Blues powerhouse The Backsliders are coming back to play at the Bundy Hall in April, swinging by as part of series of live gigs across the country.
The three-piece outfit packs a punch with founding member Dom Turner on guitars, sharing vocal duties with Midnight Oil drummer Rob Hirst and Melbourne’s Ian Collard on harmonica.
Turner said he loved being back on the road since the band took a brief hiatus while members were off playing with other outfits.
“We are looking forward to coming back to playing the Bundy. We tend to play where our audiences are and this is a good venue for our style of music which goes great with that country aesthetic,” he said.
Turner described the Backsliders’ sound as a localised version of Mississippi rural blues mixed with Asian influences and socio-political Australian themes.
Turner plays his mandola Vietnamese style, while singing songs that tackle issues from Sydney right-wing radio shock-jocks, through to the inventor of the surfboard.
“Personally, my lyrics focus on social injustice, elements of life in Sydney and my observations from travelling,” he said.
Turner is the main songwriter in the band which formed 32 years ago, going through a few line-up changes when Hirst jumped on drums around 2000.
He said it was each band member’s involvement with several other projects that helped The Backsliders feel fresh when they hit the stage and recording studio.
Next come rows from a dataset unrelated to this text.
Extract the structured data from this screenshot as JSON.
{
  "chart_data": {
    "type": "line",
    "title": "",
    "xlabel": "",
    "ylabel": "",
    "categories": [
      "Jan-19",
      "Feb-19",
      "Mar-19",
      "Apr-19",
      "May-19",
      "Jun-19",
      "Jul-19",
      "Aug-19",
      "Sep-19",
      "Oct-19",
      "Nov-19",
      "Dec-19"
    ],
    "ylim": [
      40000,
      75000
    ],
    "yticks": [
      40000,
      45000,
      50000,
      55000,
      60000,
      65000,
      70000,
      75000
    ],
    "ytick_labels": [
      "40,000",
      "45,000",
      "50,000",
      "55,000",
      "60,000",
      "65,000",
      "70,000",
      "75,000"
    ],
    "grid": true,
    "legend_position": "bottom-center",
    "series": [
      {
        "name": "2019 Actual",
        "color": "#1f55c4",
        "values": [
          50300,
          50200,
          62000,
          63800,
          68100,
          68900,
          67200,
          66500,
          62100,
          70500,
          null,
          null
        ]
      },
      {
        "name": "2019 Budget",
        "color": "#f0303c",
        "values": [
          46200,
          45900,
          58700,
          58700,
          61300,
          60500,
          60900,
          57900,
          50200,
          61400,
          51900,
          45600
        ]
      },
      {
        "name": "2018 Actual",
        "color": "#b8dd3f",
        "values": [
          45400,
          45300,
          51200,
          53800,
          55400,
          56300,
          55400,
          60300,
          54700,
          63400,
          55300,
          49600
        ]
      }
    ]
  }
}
“When we play together, we bring our own creative endeavours from other projects, and over the years, this is one of the reasons for the band’s longevity as we have constantly evolved,” he said.
“We never play standard 12-bar blues. It’s an element of hill country blues, where the improvisation can be stronger and the chords move freely.
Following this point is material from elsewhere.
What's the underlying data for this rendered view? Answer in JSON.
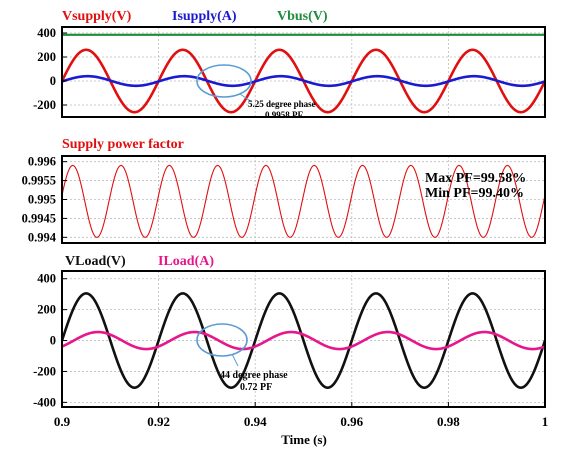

“Our band doesn’t have a bass player but the bass drum features heavily.”
He said The Backsliders would start looking at recording a new album within the next few months off the back of their 2016 Heathen Songbook release.
Turner said he was drawn to the blues in his teens, affecting him both emotionally and physically.
The band examined the blues’ influences in the early works of Rolling Stones, Kinks and The Who, by revamping some well-known tunes and giving them a kick Backsliders’ style.
“All these bands’ early albums were primarily blues, and these albums were huge influences of baby boomers, giving many of them an intro to the blues,” he said.
The Backsliders will play live at The Bundy Hall, Bundalaguah, on April 21. Doors open 7pm.